The Israeli Air Force Can Use a Great Number of UAV in Different Missions Simultaneously
JERUSALEM, Israel (BulgarianMilitary.com) – The Israeli air force UAV can create more targets for ground forces and in a very short time, thanks to a system developed by Israel aerospace industries (IAI), learned BulgarianMilitary.com. The system is combat proven and creates big interest in some foreign defence forces.
IAI has developed a system that allows to use a great number of UAV in different missions simultaneously. The main result – an increase in the number of the targets the UAV create for the ground forces.
According to Avi Bleser, VP marketing & sales of IAI’s military aircraft group, the Mission Operational and Intelligence Center (MOIC) allows efficient command and control of advanced and complicated UAV missions.
According to IAI, the MOIC’s modular layout is based on mission operational cells including upper commander cell, exploitation center, C2 cell, full trainer SATCOM facility, support facility, and data storage center. The all-inclusive headquarters generates an efficient mission flow which includes planning, commanding, controlling and monitoring mission performance, interpreting offline and online payload data, archiving raw and processed information and reporting to high command.
Bleser added that this mission flow provides a full operational picture of UAV and maximizes the fleet by allocating assets according to operational priorities, enhances coordination of UAV fleet and manned platforms, improves safety, protects ground assets and saves manpower and resources, by centralizing and automatizing operations and maintenance.
The IAI official said that the MOIC uses many automated procedures while the crew is only supervising the performance.
He said that the MOIC saves 30 % of the manpower needed to operate the same number of UAV and payloads.
Bleser said that inputs from other sources like a manned mission aircraft can be combined with the data flow processed by the MOIC.

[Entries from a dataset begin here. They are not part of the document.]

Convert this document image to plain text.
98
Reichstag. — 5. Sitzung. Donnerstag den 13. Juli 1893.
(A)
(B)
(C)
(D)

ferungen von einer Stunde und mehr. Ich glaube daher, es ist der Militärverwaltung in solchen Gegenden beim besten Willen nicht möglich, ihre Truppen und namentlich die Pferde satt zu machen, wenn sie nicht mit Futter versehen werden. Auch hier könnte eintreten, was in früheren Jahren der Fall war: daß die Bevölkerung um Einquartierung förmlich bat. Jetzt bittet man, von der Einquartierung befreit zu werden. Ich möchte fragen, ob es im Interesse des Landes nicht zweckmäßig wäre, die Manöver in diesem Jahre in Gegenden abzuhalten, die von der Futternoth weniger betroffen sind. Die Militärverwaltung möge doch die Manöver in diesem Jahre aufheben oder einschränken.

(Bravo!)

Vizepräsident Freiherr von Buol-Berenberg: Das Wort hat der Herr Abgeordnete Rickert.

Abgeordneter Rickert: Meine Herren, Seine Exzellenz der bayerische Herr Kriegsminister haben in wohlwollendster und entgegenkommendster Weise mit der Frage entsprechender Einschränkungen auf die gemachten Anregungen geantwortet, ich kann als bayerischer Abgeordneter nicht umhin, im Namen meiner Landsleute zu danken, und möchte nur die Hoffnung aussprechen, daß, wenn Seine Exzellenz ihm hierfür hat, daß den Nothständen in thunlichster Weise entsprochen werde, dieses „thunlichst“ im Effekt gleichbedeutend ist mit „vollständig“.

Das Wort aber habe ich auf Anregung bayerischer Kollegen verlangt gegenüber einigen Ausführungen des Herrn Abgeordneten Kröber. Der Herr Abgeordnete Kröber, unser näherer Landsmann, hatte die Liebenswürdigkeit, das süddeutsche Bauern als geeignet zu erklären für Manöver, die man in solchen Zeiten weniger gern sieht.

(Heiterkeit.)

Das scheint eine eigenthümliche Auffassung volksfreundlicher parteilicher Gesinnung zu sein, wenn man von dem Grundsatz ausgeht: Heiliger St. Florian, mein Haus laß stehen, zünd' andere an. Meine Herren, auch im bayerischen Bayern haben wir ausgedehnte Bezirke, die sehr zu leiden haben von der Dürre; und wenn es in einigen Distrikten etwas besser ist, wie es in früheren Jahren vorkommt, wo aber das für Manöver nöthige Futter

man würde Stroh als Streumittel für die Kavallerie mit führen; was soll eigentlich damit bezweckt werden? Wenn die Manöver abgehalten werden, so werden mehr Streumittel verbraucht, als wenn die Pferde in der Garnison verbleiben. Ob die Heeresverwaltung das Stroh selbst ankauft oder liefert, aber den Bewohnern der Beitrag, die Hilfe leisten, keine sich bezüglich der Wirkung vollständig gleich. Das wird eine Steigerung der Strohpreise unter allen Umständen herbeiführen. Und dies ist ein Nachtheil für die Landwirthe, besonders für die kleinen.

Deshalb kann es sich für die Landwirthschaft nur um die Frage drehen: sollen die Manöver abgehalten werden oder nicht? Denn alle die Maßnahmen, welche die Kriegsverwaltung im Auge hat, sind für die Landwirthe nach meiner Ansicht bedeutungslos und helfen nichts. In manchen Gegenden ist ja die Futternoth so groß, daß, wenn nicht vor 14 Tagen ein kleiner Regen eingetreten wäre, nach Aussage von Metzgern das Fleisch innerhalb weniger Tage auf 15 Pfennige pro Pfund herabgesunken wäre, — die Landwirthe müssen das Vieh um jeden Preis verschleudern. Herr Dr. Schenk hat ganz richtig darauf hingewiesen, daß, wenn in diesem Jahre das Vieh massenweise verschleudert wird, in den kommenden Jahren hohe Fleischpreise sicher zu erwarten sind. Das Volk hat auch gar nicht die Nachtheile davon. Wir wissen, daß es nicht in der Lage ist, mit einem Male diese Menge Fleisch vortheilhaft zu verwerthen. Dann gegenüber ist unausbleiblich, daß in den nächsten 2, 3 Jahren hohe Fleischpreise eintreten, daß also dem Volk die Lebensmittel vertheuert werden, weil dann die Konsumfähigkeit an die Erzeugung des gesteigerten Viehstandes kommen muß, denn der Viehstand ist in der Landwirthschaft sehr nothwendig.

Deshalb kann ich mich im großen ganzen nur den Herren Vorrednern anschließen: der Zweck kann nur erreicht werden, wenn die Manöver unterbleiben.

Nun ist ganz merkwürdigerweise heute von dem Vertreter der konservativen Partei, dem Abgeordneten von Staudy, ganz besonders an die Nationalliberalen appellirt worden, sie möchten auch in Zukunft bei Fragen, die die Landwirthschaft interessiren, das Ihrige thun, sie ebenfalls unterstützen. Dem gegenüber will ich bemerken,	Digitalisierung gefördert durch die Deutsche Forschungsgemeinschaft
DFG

IAI says that the MOIC was designed in full accordance to NATO’s standardization agreement (STANAG) and this applies to the UAV as a platform and the different payloads it carries.
IAI has built a small demonstrator of the MOIC in the company’s facilities and according to a company source negotiation are underway with at least one potential customer.
IAI sources said that the MOIC was designed by using the vast operational experience that the Israeli air force (IAF) has accumulated by using many types of UAV around the clock in “many and unique” missions.
The growing use of UAV in different missions requires a centralized command center to achieve full advantages of the growing number of specialized payloads carried by them.